Monday, June 27, 2016

Brexit and the aftermath

By now unless you live under a stone, you will have heard about Brexit. On Thursday the 23rd of June the UK voted on whether or not Britain should leave the EU. I really thought that the "remain" vote would have the majority and when I went to bed that night it was looking that way but then I woke up to a different and somewhat bleaker world Friday morning.

The decision won't affect me that much directly since as an Irish citizen I can still benefit from being an EU member. In my case this has meant freedom to travel to Germany, another EU state to live and work. My university master degree was also mostly subsidized by an EU grant.

The majority of people in Scotland voted to remain in the EU but because they belong to the UK that means they will also have to leave so now they are planning to have a referendum to potentially gain independence. A similar situation is happening in Northern Ireland. Even though I find the idea of Ireland finally being one united country a nice one, I worry that a referendum about independence from the UK could be very bad for the relatively recent peace in that area and it could cause things to become volatile again.

The Brexit campaign was also filled with a lot of lies and xenophobia. There has been mass immigration all over Europe the past few years by millions of refugees and I understand that a lot of people have some concerns about how this will affect their country but leaving the EU in order to "close the borders" is not the way to go about it. It's not fair for Britain to enjoy the EU freedom of movement by having its citizens travel freely around Europe but then prevent people from going there. It scares me that some horrible racist views similar to things Trump would say have also been gaining power around the UK.

It even turns out that some people were misinformed and didn't fully understand the implications of what they were voting for.

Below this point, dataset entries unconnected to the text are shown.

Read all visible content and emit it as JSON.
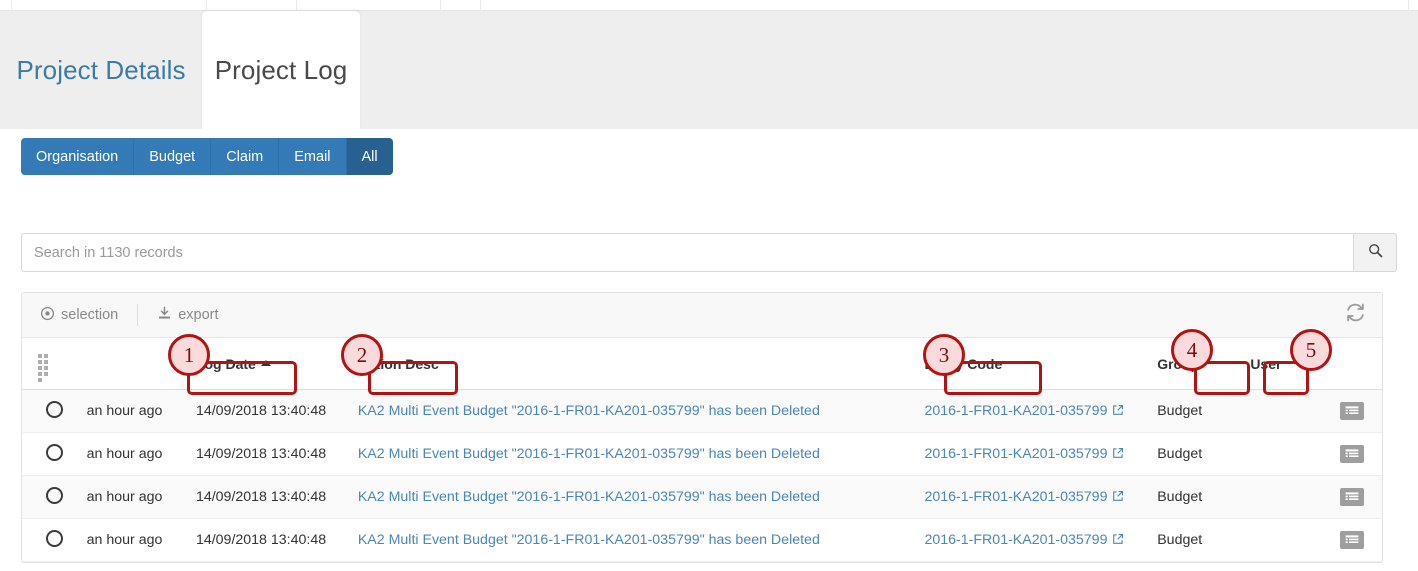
{
  "tabs": {
    "inactive_label": "Project Details",
    "active_label": "Project Log"
  },
  "filter_group": {
    "buttons": [
      {
        "label": "Organisation",
        "active": false
      },
      {
        "label": "Budget",
        "active": false
      },
      {
        "label": "Claim",
        "active": false
      },
      {
        "label": "Email",
        "active": false
      },
      {
        "label": "All",
        "active": true
      }
    ]
  },
  "search": {
    "value": "",
    "placeholder": "Search in 1130 records",
    "button_icon": "search-icon"
  },
  "grid_toolbar": {
    "selection_label": "selection",
    "export_label": "export",
    "selection_icon": "selection-target-icon",
    "export_icon": "download-icon",
    "refresh_icon": "refresh-icon"
  },
  "table": {
    "header_grid_icon": "grid-dots-icon",
    "columns": [
      {
        "key": "select",
        "label": ""
      },
      {
        "key": "ago",
        "label": ""
      },
      {
        "key": "log_date",
        "label": "Log Date",
        "sorted": "asc"
      },
      {
        "key": "action_desc",
        "label": "Action Desc"
      },
      {
        "key": "entity_code",
        "label": "Entity Code"
      },
      {
        "key": "group",
        "label": "Group"
      },
      {
        "key": "user",
        "label": "User"
      },
      {
        "key": "actions",
        "label": ""
      }
    ],
    "rows": [
      {
        "ago": "an hour ago",
        "log_date": "14/09/2018 13:40:48",
        "action_desc": "KA2 Multi Event Budget \"2016-1-FR01-KA201-035799\" has been Deleted",
        "entity_code": "2016-1-FR01-KA201-035799",
        "group": "Budget",
        "user": ""
      },
      {
        "ago": "an hour ago",
        "log_date": "14/09/2018 13:40:48",
        "action_desc": "KA2 Multi Event Budget \"2016-1-FR01-KA201-035799\" has been Deleted",
        "entity_code": "2016-1-FR01-KA201-035799",
        "group": "Budget",
        "user": ""
      },
      {
        "ago": "an hour ago",
        "log_date": "14/09/2018 13:40:48",
        "action_desc": "KA2 Multi Event Budget \"2016-1-FR01-KA201-035799\" has been Deleted",
        "entity_code": "2016-1-FR01-KA201-035799",
        "group": "Budget",
        "user": ""
      },
      {
        "ago": "an hour ago",
        "log_date": "14/09/2018 13:40:48",
        "action_desc": "KA2 Multi Event Budget \"2016-1-FR01-KA201-035799\" has been Deleted",
        "entity_code": "2016-1-FR01-KA201-035799",
        "group": "Budget",
        "user": ""
      }
    ]
  },
  "annotations": [
    {
      "number": "1",
      "target": "Log Date"
    },
    {
      "number": "2",
      "target": "Action Desc"
    },
    {
      "number": "3",
      "target": "Entity Code"
    },
    {
      "number": "4",
      "target": "Group"
    },
    {
      "number": "5",
      "target": "User"
    }
  ],
  "colors": {
    "primary_blue": "#337ab7",
    "active_blue": "#286090",
    "link_blue": "#4a86b8",
    "tab_blue": "#3c7ba5",
    "annotation_red": "#b31313",
    "annotation_fill": "#fadadb"
  }
}
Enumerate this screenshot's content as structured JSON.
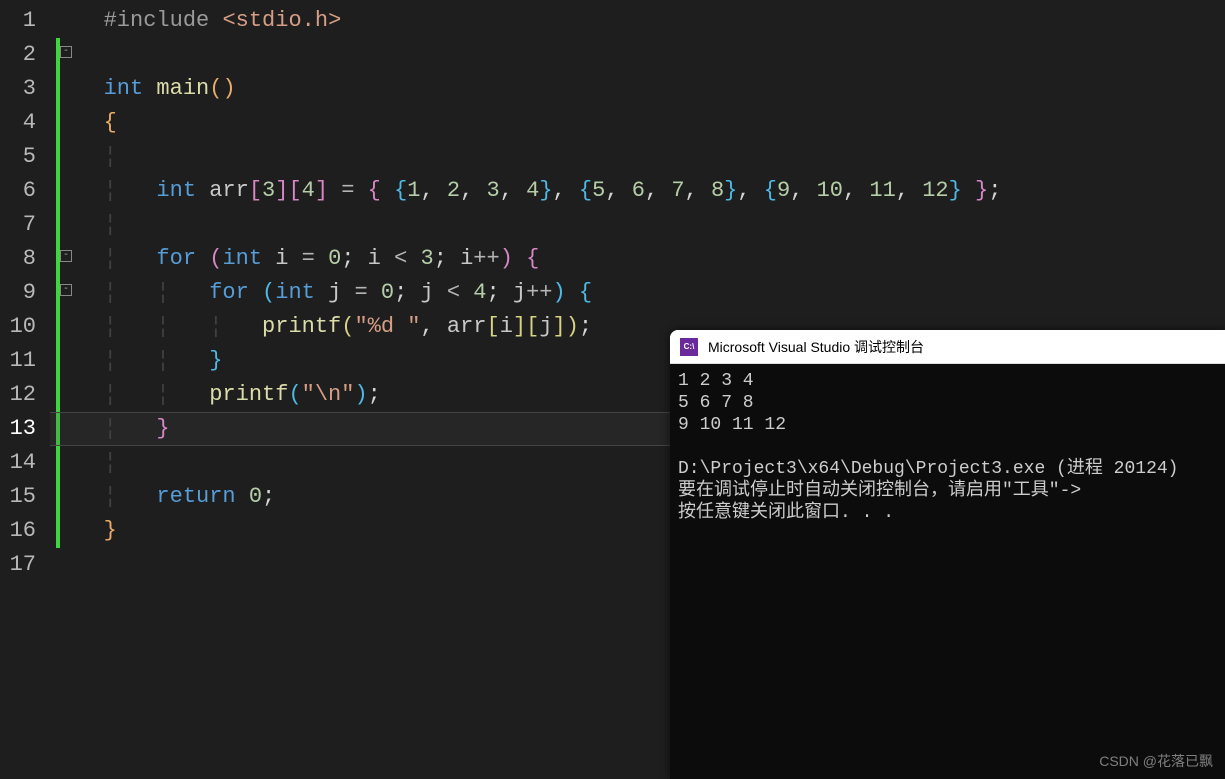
{
  "lineNumbers": [
    "1",
    "2",
    "3",
    "4",
    "5",
    "6",
    "7",
    "8",
    "9",
    "10",
    "11",
    "12",
    "13",
    "14",
    "15",
    "16",
    "17"
  ],
  "currentLine": 13,
  "code": {
    "l1": {
      "include": "#include",
      "lt": "<",
      "header": "stdio.h",
      "gt": ">"
    },
    "l3": {
      "kw_int": "int",
      "main": "main",
      "op": "(",
      "cp": ")"
    },
    "l4": "{",
    "l6": {
      "kw_int": "int",
      "arr": "arr",
      "d1": "3",
      "d2": "4",
      "eq": "=",
      "nums": [
        "1",
        "2",
        "3",
        "4",
        "5",
        "6",
        "7",
        "8",
        "9",
        "10",
        "11",
        "12"
      ],
      "semi": ";"
    },
    "l8": {
      "kw_for": "for",
      "kw_int": "int",
      "i": "i",
      "zero": "0",
      "lt": "<",
      "three": "3",
      "inc": "++"
    },
    "l9": {
      "kw_for": "for",
      "kw_int": "int",
      "j": "j",
      "zero": "0",
      "lt": "<",
      "four": "4",
      "inc": "++"
    },
    "l10": {
      "printf": "printf",
      "fmt": "\"%d \"",
      "arr": "arr",
      "i": "i",
      "j": "j"
    },
    "l11": "}",
    "l12": {
      "printf": "printf",
      "nl": "\"\\n\""
    },
    "l13": "}",
    "l15": {
      "kw_return": "return",
      "zero": "0"
    },
    "l16": "}"
  },
  "console": {
    "title": "Microsoft Visual Studio 调试控制台",
    "output": [
      "1 2 3 4",
      "5 6 7 8",
      "9 10 11 12"
    ],
    "path_line": "D:\\Project3\\x64\\Debug\\Project3.exe (进程 20124)",
    "hint_line": "要在调试停止时自动关闭控制台，请启用\"工具\"->",
    "close_line": "按任意键关闭此窗口. . ."
  },
  "watermark": "CSDN @花落已飘"
}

One of the main arguments used by the for Brexit crowd was that Britain sends 350 million euro to the EU per week and if they were to leave the EU they could instead give that money to the NHS, the UK health care system. I can understand why that idea would appeal to a lot of people. But it was a lie! After the Brexit vote Nigel Farage was interviewed and admitted saying that saying such was a "mistake" and he cannot guarantee the money would go to the NHS.

There have been some people who voted for Brexit who now say they wish they could take it back! There is even a petition online to have a second referendum, and as I write this it currently has over 1.6 million signatures. After the voting results were announced the top searched for item on google was "what is the EU?", which clearly shows a whole lot of people who were not so sure about what they were even voting about! Some people have said that choose leave but only as a protest vote, not really thinking that their vote would count.

Since Brexit the British pound is down by 9% crashing to its lowest level in 31 years. Shares and pensions have also been negatively affected. The implications of Brexit is being felt by everyone around the globe. What a mess!


  1. Thank you so much for putting Brexit into such clear and understandable (?) terms. I can't believe how many people voted to leave and didn't fully understand what would happen if the UK really did leave. I also fear the growing tide of xenophobia and an American I am just astounded at how much traction Trump has and more frighteningly, how many people were just out there, waiting for someone like that to come along that they could follow. Yikes. I hope that there is stability in the future, although it looks pretty bleak. I'm glad that it doesn't affect you as much, being Irish, but it must be so bizarre to see all this unfold and see what's happening to the EU and to the UK as a result, while living in Germany. Thanks for the current events lesson!

  2. Thank you for the info. I admit, I didn't know much about it, but now I feel I do!